Common Variations and Edge Cases
Tighter endpoint control often increases monitoring overhead, requiring organisations to balance visibility against user friction and privacy constraints. That tradeoff is especially sharp in regulated environments, where blocking every external AI service may reduce risk but can also push users into shadow ai channels that are even harder to govern.
There is no universal standard for this yet, but best practice is evolving toward layered control. A managed laptop with strong endpoint detection can still be insufficient if the AI risk originates in a SaaS session, a synced personal account, or a connected agent that acts outside the device. Conversely, some environments do have stronger endpoint leverage, such as locked-down call centers or VDI estates, where app control and clipboard restrictions reduce exposure. Even there, endpoint measures should be treated as one signal, not the control plane.
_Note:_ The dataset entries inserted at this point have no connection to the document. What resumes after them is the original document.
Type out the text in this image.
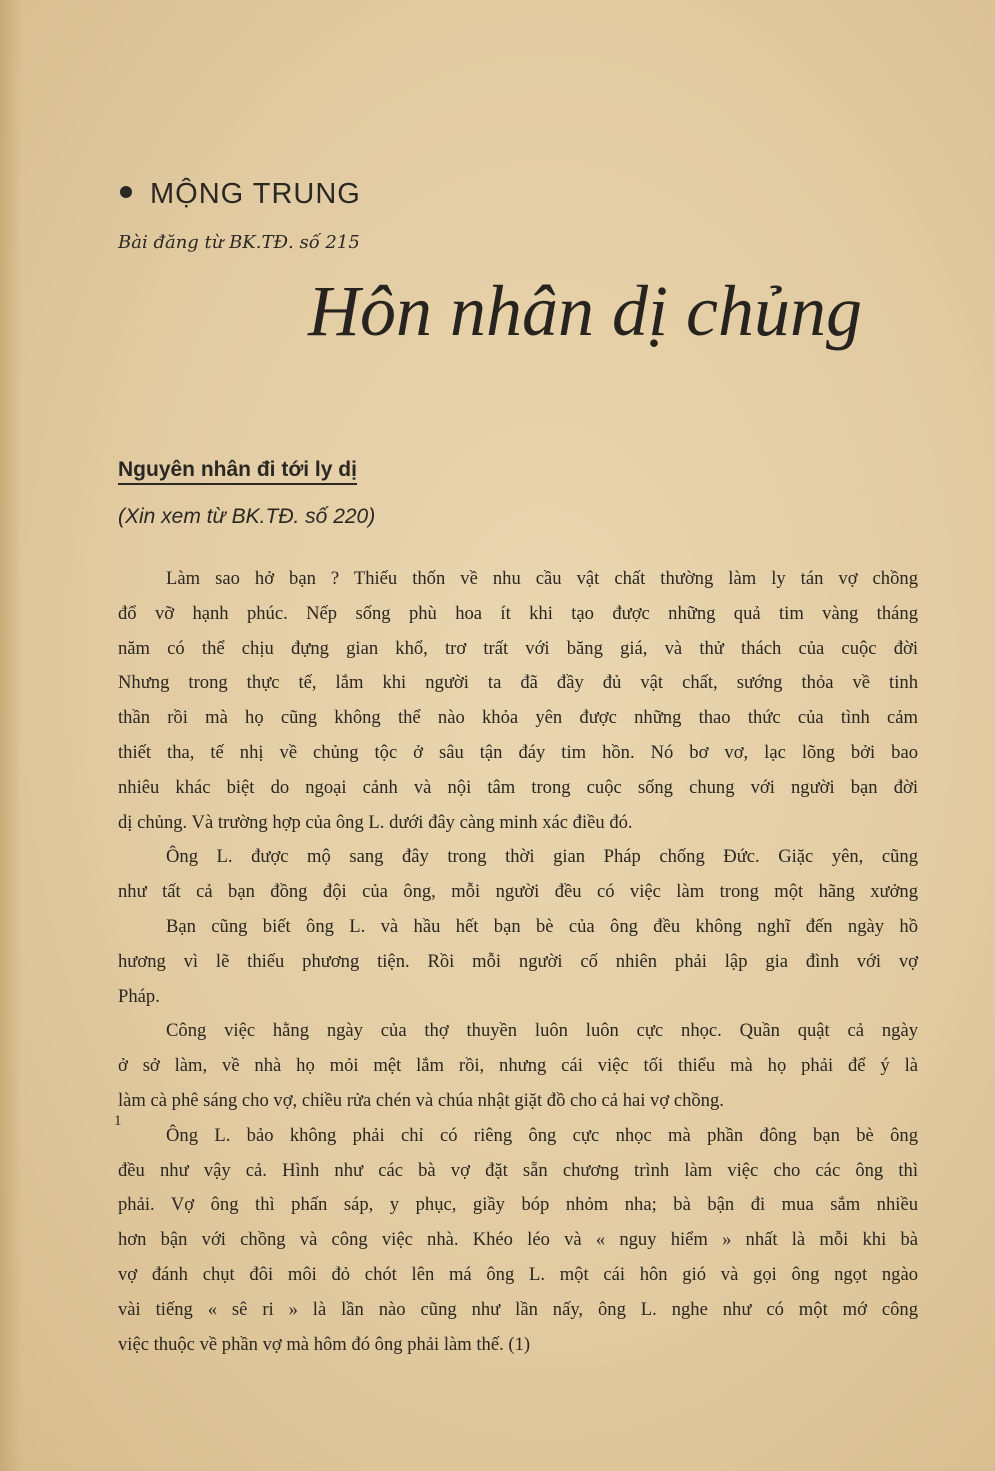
MỘNG TRUNG
Bài đăng từ BK.TĐ. số 215
Hôn nhân dị chủng
Nguyên nhân đi tới ly dị
(Xin xem từ BK.TĐ. số 220)
Làm sao hở bạn ? Thiếu thốn về nhu cầu vật chất thường làm ly tán vợ chồng
đổ vỡ hạnh phúc. Nếp sống phù hoa ít khi tạo được những quả tim vàng tháng
năm có thể chịu đựng gian khổ, trơ trất với băng giá, và thử thách của cuộc đời
Nhưng trong thực tế, lắm khi người ta đã đầy đủ vật chất, sướng thỏa về tinh
thần rồi mà họ cũng không thể nào khỏa yên được những thao thức của tình cảm
thiết tha, tế nhị về chủng tộc ở sâu tận đáy tim hồn. Nó bơ vơ, lạc lõng bởi bao
nhiêu khác biệt do ngoại cảnh và nội tâm trong cuộc sống chung với người bạn đời
dị chủng. Và trường hợp của ông L. dưới đây càng minh xác điều đó.
Ông L. được mộ sang đây trong thời gian Pháp chống Đức. Giặc yên, cũng
như tất cả bạn đồng đội của ông, mỗi người đều có việc làm trong một hãng xưởng
Bạn cũng biết ông L. và hầu hết bạn bè của ông đều không nghĩ đến ngày hồ
hương vì lẽ thiếu phương tiện. Rồi mỗi người cố nhiên phải lập gia đình với vợ
Pháp.
Công việc hằng ngày của thợ thuyền luôn luôn cực nhọc. Quần quật cả ngày
ở sở làm, về nhà họ mỏi mệt lắm rồi, nhưng cái việc tối thiểu mà họ phải để ý là
làm cà phê sáng cho vợ, chiều rửa chén và chúa nhật giặt đồ cho cả hai vợ chồng.
Ông L. bảo không phải chỉ có riêng ông cực nhọc mà phần đông bạn bè ông
đều như vậy cả. Hình như các bà vợ đặt sẵn chương trình làm việc cho các ông thì
phải. Vợ ông thì phấn sáp, y phục, giầy bóp nhỏm nha; bà bận đi mua sắm nhiều
hơn bận với chồng và công việc nhà. Khéo léo và « nguy hiểm » nhất là mỗi khi bà
vợ đánh chụt đôi môi đỏ chót lên má ông L. một cái hôn gió và gọi ông ngọt ngào
vài tiếng « sê ri » là lần nào cũng như lần nấy, ông L. nghe như có một mớ công
việc thuộc về phần vợ mà hôm đó ông phải làm thế. (1)
1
The key exception is autonomous or agentic workflows. If an AI agent can launch tools, invoke APIs, or move data between systems, the critical control point shifts to runtime authorization and workload identity, not the endpoint itself. In those cases, endpoint controls may still help with forensics, but they do not answer the core question of whether the agent should have been allowed to act at that moment.
Standards & Framework Alignment
This section maps relevant standards and security frameworks to the operational risks and controls described in this guidance.
OWASP Non-Human Identity Top 10 address the attack and risk surface, while NIST CSF 2.0 and NIST AI RMF set the governance and control requirements practitioners need to meet.
| Framework | Control / Reference | Relevance |
|---|---|---|
| OWASP Non-Human Identity Top 10 | NHI-01 | Endpoint-only gaps widen when NHI access is unmanaged across sessions. |
| NIST CSF 2.0 | PR.AC-4 | This question is about access control failing beyond the endpoint layer. |
| NIST AI RMF | AI risk must be governed through continuous monitoring of use, not static endpoint trust. |
Map AI-connected accounts and keys, then remove standing access that endpoint controls cannot enforce.